Schools inspectorate Ofsted will be scrapped and replaced under a Labour government, Angela Rayner is set to announce.
The shadow education secretary will outline the party’s plan to introduce a two-phase inspection system at the Labour Party conference in Brighton.
Schools and education providers would be subject to regular “health checks” by local government and more in-depth inspections led by Her Majesty’s Inspectors (HMIs) – full-time, trained inspectors.
The HMIs would carry out inspections in response to concerns arising from the regular “health checks” or those raised by parents, teachers and governors – rather than at random.
The party said the system would ensure parents receive the “in-depth and reliable information that they need about our schools” while reducing stress for teachers.
It would also introduce a new statutory definition of a school, and crack down on an estimated 500 illegal schools which fall outside the current inspection system.
Ms Rayner said: “In too many cases, Ofsted’s judgments and grades reflect the affluence of a school’s intake and the social class of its pupils – not the performance of the school.
“School performance is far too important and complex to be boiled down to an over-simplified single grade, reducing all schools to one of four categories.
“The current system is unfit for purpose, so the next Labour government will abolish Ofsted and replace it with a system that will give parents the reliable and in-depth information that they need about our schools.”
If they enter government, the party will also launch a “school improvement revolution” with a nationwide, school-led peer review improvement programme.
Ms Rayner added: “The current Ofsted regime labels and ranks schools but it doesn’t help them improve. Labour will improve standards in our schools and we will do it through collaboration, not competition.

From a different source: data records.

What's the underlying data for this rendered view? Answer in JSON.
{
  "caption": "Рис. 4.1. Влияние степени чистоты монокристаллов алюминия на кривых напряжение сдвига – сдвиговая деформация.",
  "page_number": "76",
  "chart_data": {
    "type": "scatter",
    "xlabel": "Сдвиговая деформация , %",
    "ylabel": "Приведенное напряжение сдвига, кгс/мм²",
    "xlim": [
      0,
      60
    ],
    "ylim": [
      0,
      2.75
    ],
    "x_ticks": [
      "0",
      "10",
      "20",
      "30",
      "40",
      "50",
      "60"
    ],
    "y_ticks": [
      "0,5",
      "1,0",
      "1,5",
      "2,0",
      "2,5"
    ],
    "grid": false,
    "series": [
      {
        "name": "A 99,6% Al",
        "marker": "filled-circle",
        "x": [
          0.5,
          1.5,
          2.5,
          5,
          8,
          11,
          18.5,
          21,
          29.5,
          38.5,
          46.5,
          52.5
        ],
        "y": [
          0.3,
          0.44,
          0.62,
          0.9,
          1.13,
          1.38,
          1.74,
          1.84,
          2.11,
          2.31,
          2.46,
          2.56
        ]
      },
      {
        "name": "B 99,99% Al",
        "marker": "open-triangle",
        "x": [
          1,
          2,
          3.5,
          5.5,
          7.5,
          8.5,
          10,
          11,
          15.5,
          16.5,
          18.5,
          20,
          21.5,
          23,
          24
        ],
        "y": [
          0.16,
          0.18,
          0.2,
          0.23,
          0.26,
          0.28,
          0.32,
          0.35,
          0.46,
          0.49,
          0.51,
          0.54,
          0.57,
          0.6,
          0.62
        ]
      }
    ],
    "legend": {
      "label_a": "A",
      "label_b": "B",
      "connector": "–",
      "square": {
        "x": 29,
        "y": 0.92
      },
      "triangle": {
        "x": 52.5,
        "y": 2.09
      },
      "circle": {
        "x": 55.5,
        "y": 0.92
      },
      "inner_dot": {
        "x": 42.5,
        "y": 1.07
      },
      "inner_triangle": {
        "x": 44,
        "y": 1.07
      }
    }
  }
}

“The next Labour government will launch a school improvement revolution, introducing a new system of peer-to-peer school-led improvement – based on the success of Labour’s hugely successful London Challenge – right across the country.”
Ofsted’s chief inspector Amanda Spielman said: “Ofsted has been standing up for the interests of children and parents for over a quarter of a century. It’s a cause that inspires everyone who works here.
“In my time so far as chief inspector we have supported children in challenging circumstances through our work tackling illegal schools and off-rolling, and we have shifted the emphasis in education from a narrow focus on exam results onto the real substance of what children are taught in schools.
“This work must continue. So we’ll keep on raising standards in education through our new model of inspection and we’ll continue to keep the most vulnerable in society safe, through our regulation of children’s social care services across England.”
Dr Mary Bousted, joint general secretary of the National Education Union, welcomed the announcement.
“Ofsted has been a force for lowering school standards by driving teachers from the profession,” she said.
“Tens of thousands of hardworking, competent and professional school leaders and teachers have given up the profession, defeated and worn down by excessive workload and stress caused by trying to second guess what the latest Ofsted ‘fad’ is.”